Germans had warned him, Mr. Hurok said, that although there may be a suppression of open incitement against the Jews, nontheless the Jewish position in Germany was worse than ever today with no prospect of improvement. Mr. Hurok praised the boycott of Germany as the most effective weapon with which to fight Germany, and declared that the loss of trade to Germany had been catastrophic, despite all attempts of the Nazis to cover up the matter. The boycott, according to Mr. Hurok, was very effective in Europe, particularly Great Britain and France.

He particularly urged the necessity of boycotting all artists who have accepted engagements in Nazi Germany. It was outrageous, he declared, that artists should sing in Germany for Nazi audiences and then come to the United States where a good part of their audiences consisted of Jews.

NAMES CHALIAPIN AS OFFENDER

Among the offending artists Mr. Hurok named Alexander Kipnis, Frieda Leider, Melchior and Feodor Chaliapin, who, he declared, not only sang for the Nazis, but afterwards were presented to Adolf Hitler.

Among the attractions booked for American appearances by Mr.

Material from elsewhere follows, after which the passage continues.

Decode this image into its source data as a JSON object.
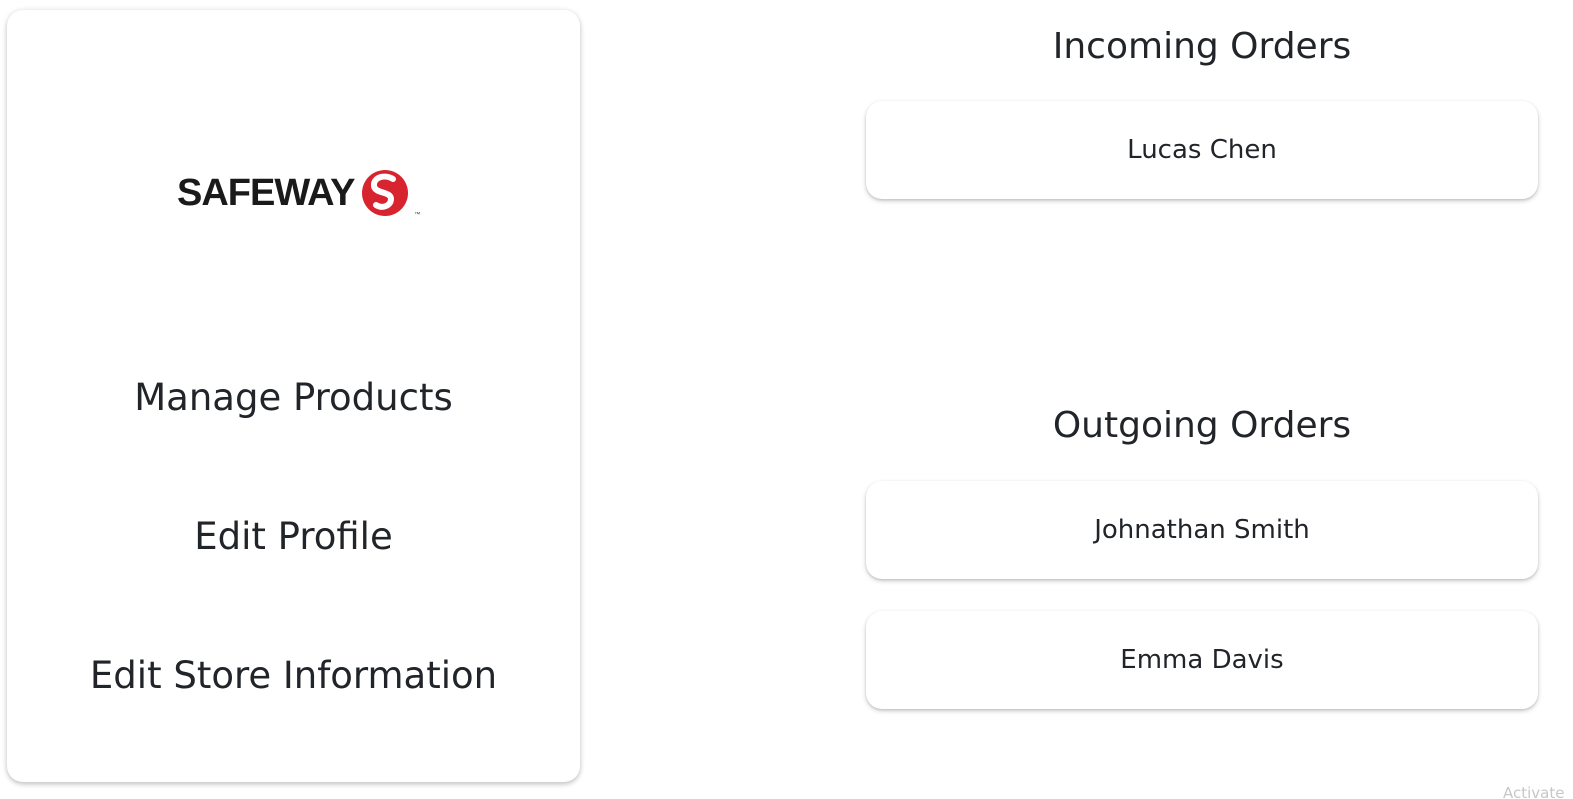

Hurok during his European tour were the Monte Carlo Ballet Russe, Wiener Saengerknaben, Bronislaw Huerman, Poldi Mildner and Sorel Abramovitch and her partner Grogge, famous dancers of the Berlin Opera, who were exiled by the Nazis and who are now in Palestine.

Also on the Ile de France were Mayor and Mrs. M. C. Ellenstein of Newark, who returned from a meeting of the International Union of Municipalities, which was held in Lyons, France, July 18-22. Mayor Ellenstein was one of three official American delegates appointed by President Roosevelt. Since the other two delegates, Mayor Angelo Rossi of San Francisco and Mayor S. T. Walmsely of New Orleans were unable to go, Mayor Ellenstein was the only official American representative. He was the only Jew among 300 delegates representing thirty-two countries and the first Jewish mayor to have attended a conference of the organization.

Mayor Ellenstein told of a dramatic scene which occurred during a banquet given the delegates by the Mayor of Lyons, former Premier Edouard Herriot. Mayor Ellenstein presented the City of Lyons with two silk flags, the gift of the City of Paterson, and turning to the German delegates, remarked, “these flags were made by free workers, in a free country where freedom and tolerance reign.” The Germans sat there quietly while the entire group including the French statesman vigorously applauded Newark’s Jewish mayor.

Also on the Ile de France were Captain Jefferson Davis Cohen, Baron Nicholas de Gunzburg, Mr. and Mrs. Harry Schwartz and Mr. and Mrs. Herman Kupper.